Cottage Food Operation & Farmers’ Market
A Cottage Food Operation is where an individual produces or packages non-potentially hazardous food in a home kitchen at their personal residence. The product can only be for direct sale by that individual or a family member and stored in the residence where it was made.
Before producing and selling food products, you shall familiarize yourself with the Cottage Food Operation Act, Public Act 097-0393. In order to sell food under this public act, you shall register with your local county health department.
The Cottage Food Operation Act allows individuals the opportunity to create products in the home from locally produced fruits and vegetables then sell those products at the farmers’ markets.
“A farmers’ market is a common facility or area where farmers gather to sell a variety of fresh fruits and vegetables and other locally-produced farm and food products directly to consumers”.
- Please review the food safety guide in order to learn about foods permitted to be sold at Farmers’ Markets. Illinois Farmers Market Food Safety Guide
- An individual shall have a current Certified Food Protection Management Certificate in order to prepare product
- Complete an Application for Cottage Industry Registration and submit to the Health Department
Labeling requirements:To be compliant with this Public Act, your product shall be properly labeled with the following information:
- The name and address of the cottage food operation.
- The common or usual name of the food product.
- All ingredients including colors, artificial flavors, preservatives, listed in decreasing order of prominence by weight.
- Statement “This product was produced in a home kitchen not subject to public health inspection that may also process common food allergens.”

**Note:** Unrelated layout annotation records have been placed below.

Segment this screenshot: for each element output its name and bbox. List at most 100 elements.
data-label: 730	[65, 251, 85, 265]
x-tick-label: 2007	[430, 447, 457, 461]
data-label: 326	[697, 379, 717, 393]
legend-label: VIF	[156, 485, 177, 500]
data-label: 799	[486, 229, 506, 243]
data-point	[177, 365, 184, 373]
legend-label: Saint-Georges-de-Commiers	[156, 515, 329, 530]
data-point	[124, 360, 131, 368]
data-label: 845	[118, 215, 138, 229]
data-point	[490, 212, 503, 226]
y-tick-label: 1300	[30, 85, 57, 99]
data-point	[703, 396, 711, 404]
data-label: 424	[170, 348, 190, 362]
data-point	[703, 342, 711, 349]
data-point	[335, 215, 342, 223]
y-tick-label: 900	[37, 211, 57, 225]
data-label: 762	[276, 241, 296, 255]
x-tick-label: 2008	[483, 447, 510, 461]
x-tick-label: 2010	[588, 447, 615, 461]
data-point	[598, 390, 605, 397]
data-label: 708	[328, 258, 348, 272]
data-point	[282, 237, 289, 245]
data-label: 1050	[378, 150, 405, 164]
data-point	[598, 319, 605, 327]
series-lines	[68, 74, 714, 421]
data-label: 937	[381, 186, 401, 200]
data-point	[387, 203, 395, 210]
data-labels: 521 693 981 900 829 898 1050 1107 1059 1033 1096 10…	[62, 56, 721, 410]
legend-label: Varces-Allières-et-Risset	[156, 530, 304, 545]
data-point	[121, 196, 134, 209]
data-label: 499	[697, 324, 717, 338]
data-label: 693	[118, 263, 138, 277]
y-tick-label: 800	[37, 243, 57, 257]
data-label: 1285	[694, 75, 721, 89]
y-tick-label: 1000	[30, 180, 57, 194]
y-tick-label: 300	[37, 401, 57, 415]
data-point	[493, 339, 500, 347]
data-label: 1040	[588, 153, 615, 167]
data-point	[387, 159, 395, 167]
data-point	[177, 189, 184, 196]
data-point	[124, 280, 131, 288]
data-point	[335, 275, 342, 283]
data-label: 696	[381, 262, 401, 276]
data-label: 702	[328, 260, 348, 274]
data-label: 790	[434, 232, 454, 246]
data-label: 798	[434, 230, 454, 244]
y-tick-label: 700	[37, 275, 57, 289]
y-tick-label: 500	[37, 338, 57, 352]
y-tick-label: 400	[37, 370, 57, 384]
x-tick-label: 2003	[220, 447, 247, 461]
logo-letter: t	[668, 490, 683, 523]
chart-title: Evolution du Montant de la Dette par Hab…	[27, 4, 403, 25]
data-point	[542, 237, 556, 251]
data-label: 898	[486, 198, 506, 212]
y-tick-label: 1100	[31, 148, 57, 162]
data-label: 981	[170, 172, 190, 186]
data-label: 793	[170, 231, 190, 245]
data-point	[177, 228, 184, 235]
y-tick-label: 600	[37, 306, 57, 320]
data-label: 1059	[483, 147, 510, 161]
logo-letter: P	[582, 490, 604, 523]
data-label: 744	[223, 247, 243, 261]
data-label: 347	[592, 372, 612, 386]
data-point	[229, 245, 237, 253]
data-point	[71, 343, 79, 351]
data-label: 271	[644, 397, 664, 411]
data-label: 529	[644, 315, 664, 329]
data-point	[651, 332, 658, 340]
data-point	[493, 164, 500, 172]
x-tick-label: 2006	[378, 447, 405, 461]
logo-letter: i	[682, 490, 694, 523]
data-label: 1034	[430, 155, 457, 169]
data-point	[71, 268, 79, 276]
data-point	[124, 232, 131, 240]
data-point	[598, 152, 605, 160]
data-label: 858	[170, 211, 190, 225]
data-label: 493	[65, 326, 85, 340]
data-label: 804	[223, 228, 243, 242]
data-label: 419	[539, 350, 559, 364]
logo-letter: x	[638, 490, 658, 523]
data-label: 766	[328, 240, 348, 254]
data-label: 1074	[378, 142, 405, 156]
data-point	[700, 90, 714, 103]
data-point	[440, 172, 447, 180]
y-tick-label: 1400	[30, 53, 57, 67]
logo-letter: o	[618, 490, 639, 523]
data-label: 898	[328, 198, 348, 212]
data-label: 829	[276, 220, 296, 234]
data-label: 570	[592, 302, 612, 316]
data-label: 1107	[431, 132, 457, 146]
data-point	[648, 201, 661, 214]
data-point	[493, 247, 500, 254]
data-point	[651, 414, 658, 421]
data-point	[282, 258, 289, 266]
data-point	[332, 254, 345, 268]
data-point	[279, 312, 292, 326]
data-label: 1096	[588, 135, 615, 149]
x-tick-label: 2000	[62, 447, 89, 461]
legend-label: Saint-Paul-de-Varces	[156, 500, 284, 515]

- The date the product was processed.
- Allergen labeling as specified in the federal labeling requirements.
*The food product shall only be sold at a Farmers’ Market with gross sales not to exceed $25,000 each calendar year. A placard shall be displayed at each stand stating the following: “This product was produced in a home kitchen not subject to public health inspection that may also process common food allergens.” The Monroe County Health Department reserves the right to inspect products and premises at any point if they receive complaints or suspects an imminent health hazard exists, including suspicion that a foodborne illness outbreak has occurred. In that event, the Health Inspector reserves the right to require you to cease operation until it is deemed safe to continue sales.